A statement from the department for international trade called the agreement "a significant step in the UK establishing its independent trade policy for the first time in more than 40 years."
Diplomats had in November indicated that the UK's membership would continue as it stated that few changes would be necessary and that continued UK membership remained in the group's best interests.
Membership is gained by opening up a sufficient amount of a nation's procurement market to attract current members to reciprocate.
With the agreement now in place, UK firms will be able to continue bidding for government work in the EU and nations such as the US, Japan and Canada.
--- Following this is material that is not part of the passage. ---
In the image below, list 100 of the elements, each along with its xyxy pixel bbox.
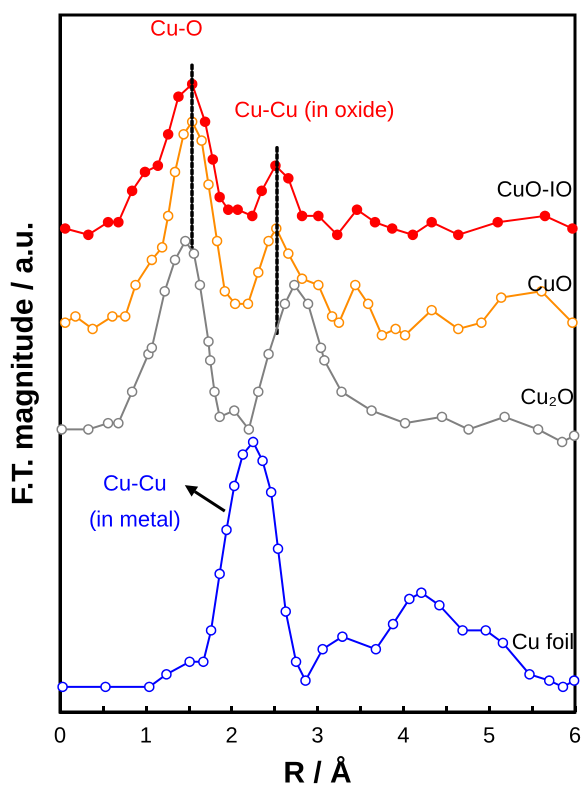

Meanwhile, several countries, including China, Jordan, and Ukraine, are currently negotiating accession to the GPA.
US WTO ambassador Dennis Shea said: "In 2013, the United Kingdom accounted for over a quarter of the EU’s total procurements covered by the GPA. The importance of the UK is even more significant when you look at just central government entities where the UK accounts for 46 percent of the EU’s covered procurements."
Meanwhile, Norway’s $1trn sovereign wealth fund, the world’s largest, said on Wednesday that it intends to keep increasing its investments in the UK, as it stated that the current Brexit uncertainties that have spooked some investors "do not change our view of the situation".
Of the fund's portfolio, 8.5% was in British equities, bonds and real estate at the end of 2018 but its investment in Japan now outstrips that in UK based entities, with the UK's share of the fund having dropped from second to third.